UN Secretary-General Antonio Guterres has reportedly chosen former German President Horst Köhler to serve as his Personal Envoy for the Sahara, in replacement of US diplomat Christopher Ross who has resigned a month before the end of his term, on March 31.
Köhler’s candidacy should be endorsed by Morocco and the Algeria / Polisario tandem that have not yet given their final approval for his official appointment.
Horst Köhler, 74, is member of the Christian Democratic Party (CDU) of German Chancellor Angela Merkel. He had also held the posts of President of the European Bank for Reconstruction and Development (EBRD) until 2000, and Managing Director of the International Monetary Fund (IMF).
In any case, if the former German President is not picked for the position of UNSG’s Personal Envoy, another European will be chosen to succeed Ross, as custom has it that the posit is held alternately by an American and a European. According to this (geographical) logic, it is the turn of a European to occupy this position.
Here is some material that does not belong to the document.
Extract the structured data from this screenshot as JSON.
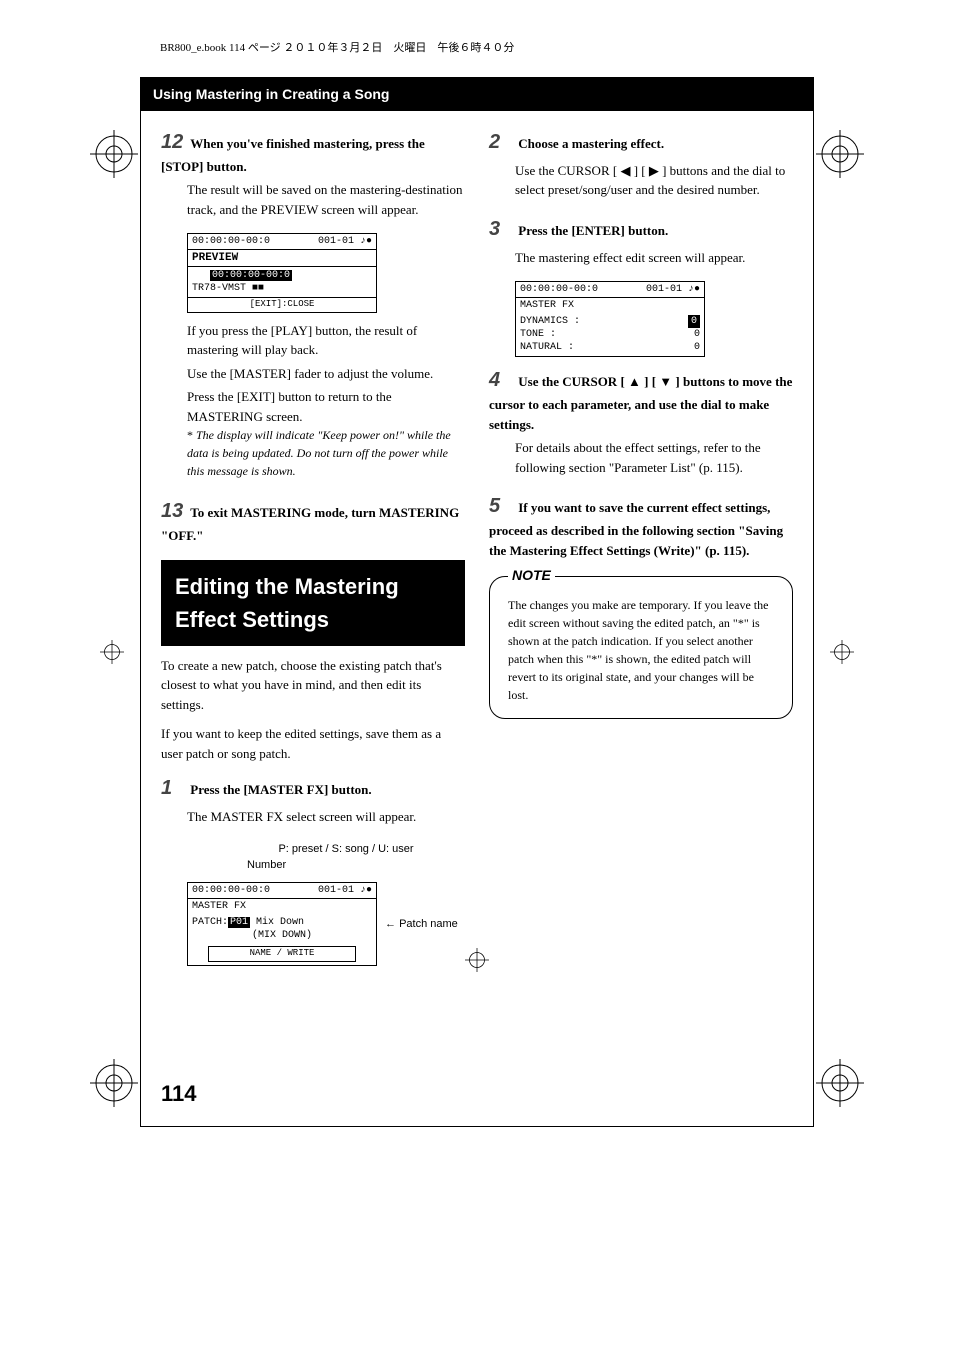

The Sahara issue, which is in the hands of the United Nations, will witness further changes this April, notably at the level of the UN mission in the Sahara “MINURSO”, whose mandate, ending at the end of April, should be extended for one year.
Meanwhile, talks held earlier this month by Morocco’s Ambassador to the UN, Omar Hilale and Antonio Guterres resulted in the lifting of the Moroccan veto on the return of the 17 MINURSO peacekeepers. The peacekeepers can now join their headquarters in Laayoune, wherefrom they were expelled by Rabat a year ago, along 60 other civilian agents of the UN mission.
The fifteen members of the Security Council are due to discuss the latest developments in the Sahara in light of the annual report they have apparently received from the UN Secretary-General on April 7.
It is on the basis of this report that the rotating presidency of the Security Council, currently held by the United States, is to submit a draft resolution on the Sahara. The draft will be examined by the five members of the group of friends of Western Sahara (USA, Russia, France, Great Britain and Spain) before its adoption on Thursday April 27.